Nur sinngemässe Anwendung Auch wenn die ausdrücklich genannten Bestimmungen angewendet werden, soll dies immer nur sinngemäss erfolgen, d.h. entsprechend dem Sinn und den besondern Grundsätzen des Jugendstrafrechts (Art.1 Abs.3 JStG). Insbesondere sind das Alter und der Entwicklungsstand zu Gunsten des Jugendlichen zu berücksichtigen (z.B. weniger strenge Massstäbe bei der Beurteilung von Sorgfaltspflichten oder bei der Vermeidung eines Verbotsirrtums).

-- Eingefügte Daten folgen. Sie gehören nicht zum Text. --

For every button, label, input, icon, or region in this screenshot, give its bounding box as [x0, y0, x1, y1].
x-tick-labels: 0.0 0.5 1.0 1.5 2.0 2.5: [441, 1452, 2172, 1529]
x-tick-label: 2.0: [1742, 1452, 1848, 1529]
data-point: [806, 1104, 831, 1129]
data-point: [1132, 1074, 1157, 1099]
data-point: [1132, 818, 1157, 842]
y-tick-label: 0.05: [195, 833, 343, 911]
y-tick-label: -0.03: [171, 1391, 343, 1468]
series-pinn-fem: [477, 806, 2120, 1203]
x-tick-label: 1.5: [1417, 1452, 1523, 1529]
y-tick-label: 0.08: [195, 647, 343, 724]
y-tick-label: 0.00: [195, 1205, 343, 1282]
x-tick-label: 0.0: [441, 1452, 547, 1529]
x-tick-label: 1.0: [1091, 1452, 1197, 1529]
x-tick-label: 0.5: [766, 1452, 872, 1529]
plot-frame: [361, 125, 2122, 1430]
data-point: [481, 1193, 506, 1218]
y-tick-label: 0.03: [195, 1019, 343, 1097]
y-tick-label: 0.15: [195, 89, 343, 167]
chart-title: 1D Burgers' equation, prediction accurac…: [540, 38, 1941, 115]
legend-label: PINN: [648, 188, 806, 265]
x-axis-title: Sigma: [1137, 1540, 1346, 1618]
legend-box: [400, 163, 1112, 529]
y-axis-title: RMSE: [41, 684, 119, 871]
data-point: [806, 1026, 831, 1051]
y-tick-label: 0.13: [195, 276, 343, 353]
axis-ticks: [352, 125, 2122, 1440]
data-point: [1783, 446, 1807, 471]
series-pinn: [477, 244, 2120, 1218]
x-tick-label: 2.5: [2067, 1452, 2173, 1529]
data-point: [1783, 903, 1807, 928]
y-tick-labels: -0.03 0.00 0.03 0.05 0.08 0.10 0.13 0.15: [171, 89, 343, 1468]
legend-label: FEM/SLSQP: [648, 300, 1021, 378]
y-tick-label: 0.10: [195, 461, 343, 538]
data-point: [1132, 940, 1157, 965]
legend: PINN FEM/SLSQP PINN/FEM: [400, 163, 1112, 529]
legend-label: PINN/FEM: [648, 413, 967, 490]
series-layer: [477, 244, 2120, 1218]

3. Unterschiedliche Modelle In der rechtsvergleichenden Literatur ist es üblich, zwischen einem Wohlfahrtsmodell (oder Erziehungsmodell) und einem Justizmodell zu unterscheiden. In neuerer Zeit werden teilweise auch die Restorative Justice[1] und die Diversion[2] als Modelle bezeichnet, doch finden beide nur bei leichterer Delinquenz Anwendung und betreffen somit nur Teilgebiete. Zudem lassen sie sich sowohl mit einem Wohlfahrts- als auch mit einem Justizmodell verbinden. Weidkuhn[3] verwendet den Begriff „Kinderrechtsmodell“ für ein Jugendstrafrecht, das sich vor allem am Regelungsmodell der internationalen Konventionen orientiert. Da das internationale Recht unabhängig von der Modellfrage Eingang in die nationale Gesetzgebung finden sollte, stellt es jedoch eher eine übergeordnete Struktur als ein Modell dar. [1] z.B. Holderegger S.4 [2] z.B. Weidkuhn S.12 f. [3] Weidkuhn S.16 f.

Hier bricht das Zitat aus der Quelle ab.